Il grano saraceno è una pianta inclusa tra i cereali, pur non facendo parte della famiglia delle Graminacee, infatti la pianta di grano saraceno fa parte della famiglia delle Poligonacee. Sono state le sue proprietà nutrizionali e i suoi usi alimentari a farle acquisire questa classificazione.

Le origini del grano saraceno

I chicchi di grano saraceno hanno una forma particolare e origini antiche, la sua coltivazione avviene, inizialmente, nelle zone delle Siberia, Manciuria, infatti la pianta è rustica e si adatta facilmente ai climi freddi. La sua coltura si è propagata alla Cina e in seguito a Giappone, India e Turchia. Arriva in Italia nel XV secolo e si diffonde anche nel resto dell’Europa.

Esistono sono due teorie che riguardano il nome di questa pianta: una secondo la quale la diffusione di questa pianta avvenne, in Europa, tramite i saraceni (arabi), l’altra riguarda il colore scuro del chicco che ricorderebbe i saraceni. In Italia la farina di questa pianta è molto utilizzata in Valtellina per la preparazione della polenta taragna, dei pizzoccheri e di un dolce tipico, lo sciatt.

Proprietà

Ad oggi, oltre alla farina, si usa molto anche il chicco della pianta nella preparazione di primi piatti. Il grano saraceno è ricco e nutriente, contiene il 75% di amidi (di cui 25% amilosio e 75% amilopectina) e ben il 16 % di proteine di alto valore biologico per la presenza di alcuni aminoacidi essenziali quali lisina, triptofano e treonina.

Questo splendido “cereale” è anche un’ottima fonte di minerali, in particolar modo: ferro, fosforo, rame e magnesio, importanti per l’ossigenazione delle cellule, il benessere di muscoli e ossa e il recupero delle energie. Mentre le vitamine che caratterizzano il grano saraceno sono quelle del gruppo B, soprattutto B1, B2 e B5, fondamentali per il sistema nervoso, la salute di pelle e occhi.
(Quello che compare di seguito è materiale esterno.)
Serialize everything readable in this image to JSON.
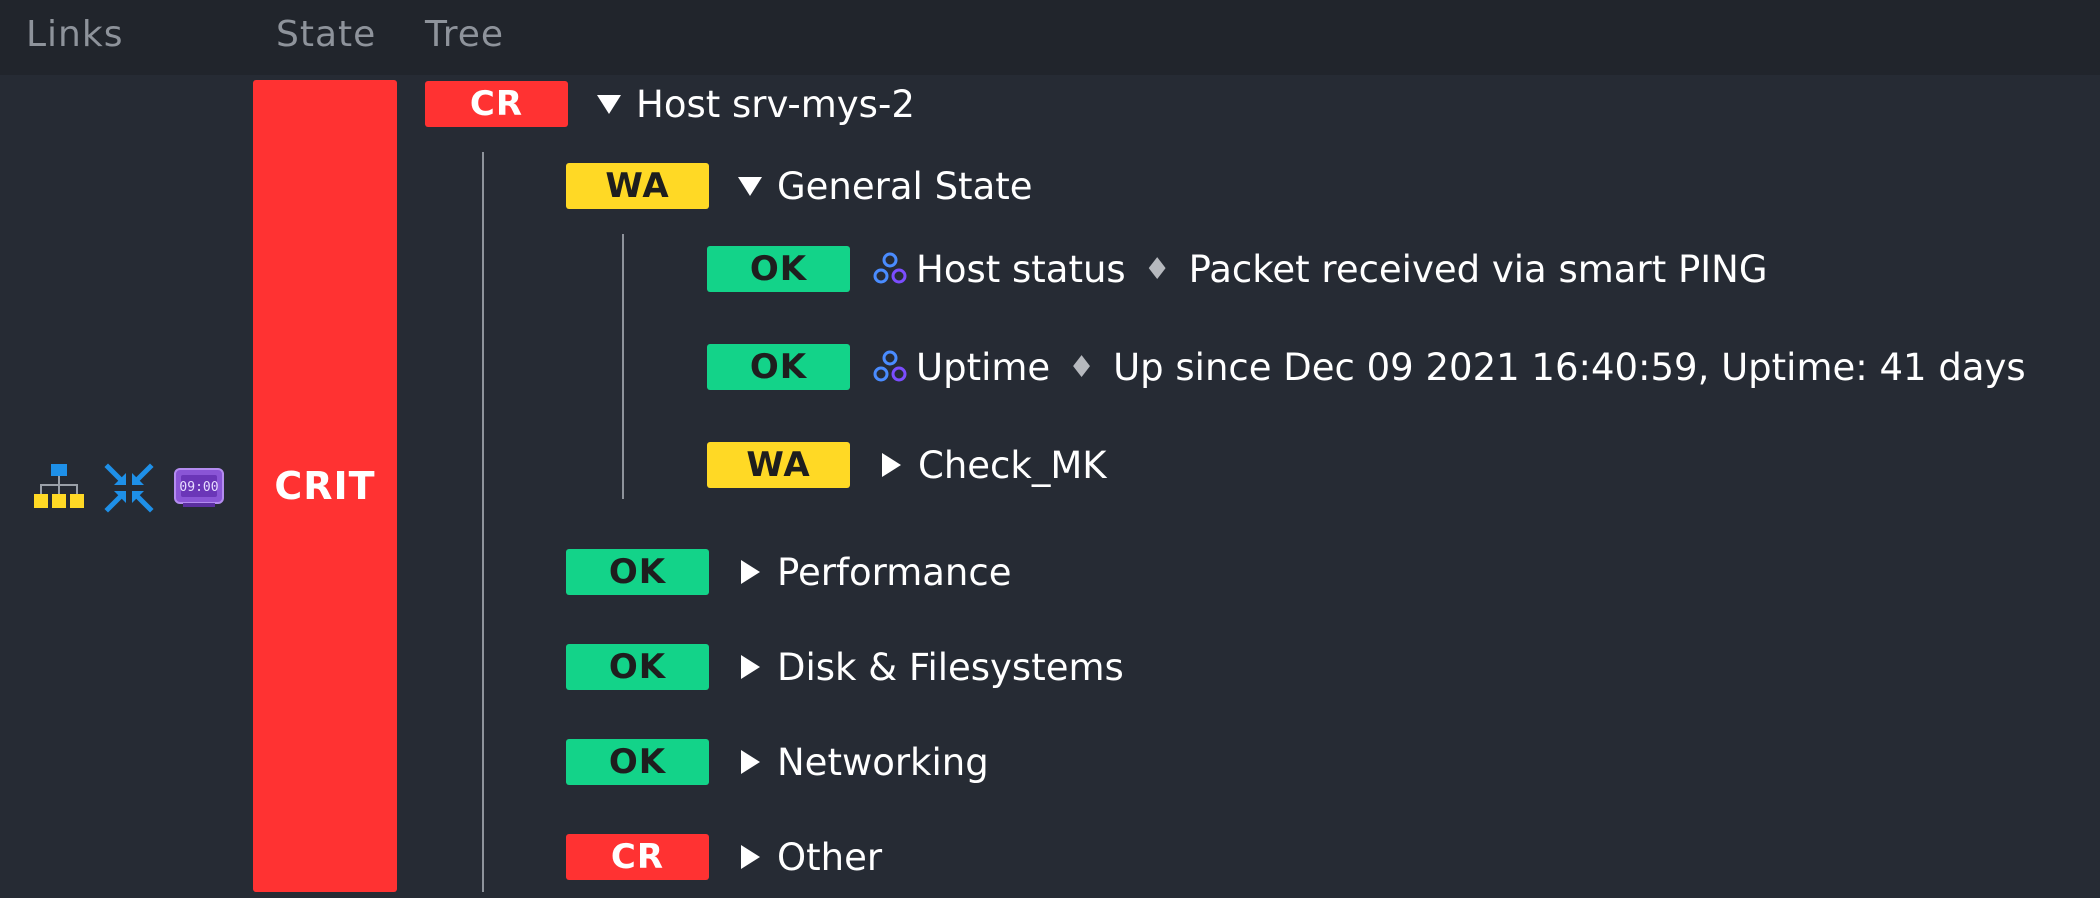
{
  "columns": {
    "links": "Links",
    "state": "State",
    "tree": "Tree"
  },
  "links": {
    "icons": [
      "aggregation-tree-icon",
      "collapse-icon",
      "downtime-clock-icon"
    ],
    "clock_text": "09:00"
  },
  "state": {
    "label": "CRIT",
    "color": "#ff3232"
  },
  "tree": {
    "root": {
      "state": "CR",
      "label": "Host srv-mys-2",
      "expanded": true
    },
    "general_state": {
      "state": "WA",
      "label": "General State",
      "expanded": true
    },
    "host_status": {
      "state": "OK",
      "label": "Host status",
      "separator": "♦",
      "output": "Packet received via smart PING"
    },
    "uptime": {
      "state": "OK",
      "label": "Uptime",
      "separator": "♦",
      "output": "Up since Dec 09 2021 16:40:59, Uptime: 41 days"
    },
    "check_mk": {
      "state": "WA",
      "label": "Check_MK",
      "expanded": false
    },
    "performance": {
      "state": "OK",
      "label": "Performance",
      "expanded": false
    },
    "disk": {
      "state": "OK",
      "label": "Disk & Filesystems",
      "expanded": false
    },
    "networking": {
      "state": "OK",
      "label": "Networking",
      "expanded": false
    },
    "other": {
      "state": "CR",
      "label": "Other",
      "expanded": false
    }
  },
  "colors": {
    "background": "#262b34",
    "header": "#21252c",
    "crit": "#ff3232",
    "warn": "#ffd925",
    "ok": "#13d389"
  }
}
Tra gli antiossidanti presenti ricordo la rutina, un glicoside flavonoico, chiamato anche vitamina P, in grado di dare tono ai vasi sanguigni e migliorare il microcircolo. Un altro flavonoide presente è la quercetina, che esplica la sua attività antiossidante disintossicando la cellula dai superossidi e dall’ossido nitrico, prodotti metabolici che danneggiano la cellula stessa.

Altre molecole “spazzino” presenti nel grano saraceno sono la vitexina e i tannini.

 Grano saraceno: pregi e benefici

I chicchi di questa pianta rappresentano un’ottima alternativa alla “solita pasta” e possono essere particolarmente indicati  per diverse persone.

Il grano saraceno non contiene glutine

I chicchi di grano saraceno non contengono glutine. Per questo motivo sono perfetti per i celiaci che possono, così, ampliare la varietà dei loro piatti e spendere meno rispetto ad un prodotto raffinato a base di mais o riso.

Anche chi è intollerante o sensibile al glutine può introdurre nella sua alimentazione il grano saraceno, che risulta molto digeribile anche a chi problemi con il glutine non ne ha.

Il grano saraceno ha un basso indice glicemico

Un altro aspetto positivo di questo cereale è il basso indice glicemico che è di circa 50. Si adatta, quindi, a regimi alimentari ipoglicemici come quelli delle persone diabetiche.

Grano saraceno per le donne in gravidanza e gli sportivi

Altre persone che possono trarre giovamento dall’inserire il grano saraceno nella propria cucina sono le donne in gravidanza e allattamento e gli sportivi, che necessitano di alimenti particolarmente nutrienti, ricchi di minerali, vitamine e antiossidanti e che apportano una congrua quantità di energia, nel momento in cui il fabbisogno calorico giornaliero si fa maggiore.

Per la salute dei capelli

Vista la ricchezza di molecole importanti come il ferro, le vitamine B e alcuni aminoacidi essenziali il grano saraceno è un ottimo alleato della salute dei capelli, non fatelo mancare nella vostra dispensa.